Au cœur des terres reculées de l’Oklahoma rural, Amziah King, personnage charismatique au talent musical hors du commun, veille sur une bande de marginaux passionnés de bluegrass tout en supervisant la plus importante exploitation apicole de la région. Lorsque sa fille adoptive, dont il était éloigné depuis des années, réapparaît soudainement, Amziah y voit l’occasion de renouer les liens et de bâtir avec elle une entreprise familiale. Mais le monde du miel est sans pitié, et les rivaux d’Amziah menacent de détruire tout ce qu’il a construit.
Avec Oklahoma Honey, Andrew Patterson signe un polar rural qui refuse de se laisser enfermer dans un seul genre. Entre western crépusculaire, chronique sociale, film noir et fable musicale, le réalisateur compose un récit aussi chaleureux qu’inquiétant, porté par les paysages du Sud américain, une bande-son country-folk inspirée et une galerie de personnages étonnamment crédibles.
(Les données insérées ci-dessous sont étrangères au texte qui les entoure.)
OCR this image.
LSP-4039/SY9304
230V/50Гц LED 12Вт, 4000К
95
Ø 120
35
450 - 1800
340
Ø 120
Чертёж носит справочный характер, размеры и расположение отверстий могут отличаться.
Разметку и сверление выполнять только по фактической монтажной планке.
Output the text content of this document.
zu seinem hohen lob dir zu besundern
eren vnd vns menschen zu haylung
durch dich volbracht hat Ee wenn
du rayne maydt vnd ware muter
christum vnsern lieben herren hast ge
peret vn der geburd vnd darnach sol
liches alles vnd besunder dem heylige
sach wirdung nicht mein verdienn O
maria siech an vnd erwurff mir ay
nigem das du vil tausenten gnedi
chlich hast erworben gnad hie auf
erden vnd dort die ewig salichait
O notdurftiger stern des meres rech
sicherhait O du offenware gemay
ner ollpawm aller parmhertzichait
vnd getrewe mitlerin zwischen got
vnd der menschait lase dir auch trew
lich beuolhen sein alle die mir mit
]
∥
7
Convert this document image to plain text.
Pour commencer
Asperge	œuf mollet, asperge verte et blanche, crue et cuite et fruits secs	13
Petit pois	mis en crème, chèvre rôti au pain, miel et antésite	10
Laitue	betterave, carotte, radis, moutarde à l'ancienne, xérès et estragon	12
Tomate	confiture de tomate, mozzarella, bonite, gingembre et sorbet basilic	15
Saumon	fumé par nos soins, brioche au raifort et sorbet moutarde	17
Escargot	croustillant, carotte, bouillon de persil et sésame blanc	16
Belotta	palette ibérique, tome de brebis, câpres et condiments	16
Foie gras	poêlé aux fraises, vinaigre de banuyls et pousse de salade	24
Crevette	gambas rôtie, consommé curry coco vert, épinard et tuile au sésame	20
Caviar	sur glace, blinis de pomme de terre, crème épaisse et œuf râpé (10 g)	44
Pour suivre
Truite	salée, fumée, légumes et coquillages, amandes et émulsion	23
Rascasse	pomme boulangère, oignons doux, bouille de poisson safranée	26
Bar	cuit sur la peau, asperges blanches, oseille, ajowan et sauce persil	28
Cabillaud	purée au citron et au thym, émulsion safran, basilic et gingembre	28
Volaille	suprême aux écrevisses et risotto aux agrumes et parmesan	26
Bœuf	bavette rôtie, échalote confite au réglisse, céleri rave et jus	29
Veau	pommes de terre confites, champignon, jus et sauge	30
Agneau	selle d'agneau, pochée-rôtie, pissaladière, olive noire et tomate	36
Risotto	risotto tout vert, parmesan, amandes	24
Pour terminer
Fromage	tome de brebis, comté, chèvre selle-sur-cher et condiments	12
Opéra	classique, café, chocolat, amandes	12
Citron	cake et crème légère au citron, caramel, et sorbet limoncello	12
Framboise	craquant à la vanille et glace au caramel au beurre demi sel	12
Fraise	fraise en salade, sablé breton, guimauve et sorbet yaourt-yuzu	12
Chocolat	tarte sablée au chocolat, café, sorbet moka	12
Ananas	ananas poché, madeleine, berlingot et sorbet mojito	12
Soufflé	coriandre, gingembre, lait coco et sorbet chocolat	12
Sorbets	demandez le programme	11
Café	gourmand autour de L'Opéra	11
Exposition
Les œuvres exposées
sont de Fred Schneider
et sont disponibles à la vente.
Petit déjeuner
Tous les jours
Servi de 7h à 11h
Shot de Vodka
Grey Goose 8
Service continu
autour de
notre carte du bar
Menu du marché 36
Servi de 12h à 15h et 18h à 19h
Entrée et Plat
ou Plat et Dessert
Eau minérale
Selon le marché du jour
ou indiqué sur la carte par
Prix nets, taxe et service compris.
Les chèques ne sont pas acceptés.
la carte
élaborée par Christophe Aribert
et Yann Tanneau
Le son est excellent alors que perso la country m'a toujours fait chier. Pourtant la générosité des passages musicaux et l'humanité qui se dégage des personnages et du lien social tissé entre eux par cette joie, est vraiment très très réussie. Ensuite le film change de direction en permanence est fait preuve d'une réelle originalité en surprenant en permanence de par son scénario. Il est impossible de deviner la suite. Le film possède une vraie personnalité, passant avec naturel de la douceur à la violence, de l’humour à l’émotion, sans jamais donner l’impression de juxtaposer artificiellement ses influences.
Matthew McConaughey y trouve un rôle particulièrement fort, qu’il habite avec une sobriété remarquable, entouré de comédiens moins connus qui contribuent largement à l’impression d’authenticité. Patterson confirme surtout un talent singulier pour raconter l’Amérique rurale sans la réduire à ses clichés, en mêlant chronique humaine et tension criminelle. Il y a quelque chose de profondément généreux dans cette histoire d’amitié et de solidarité, baignée de soleil, de musique et de poussière. Une découverte aussi atypique qu’attachante, qui donne surtout envie de suivre de près son réalisateur.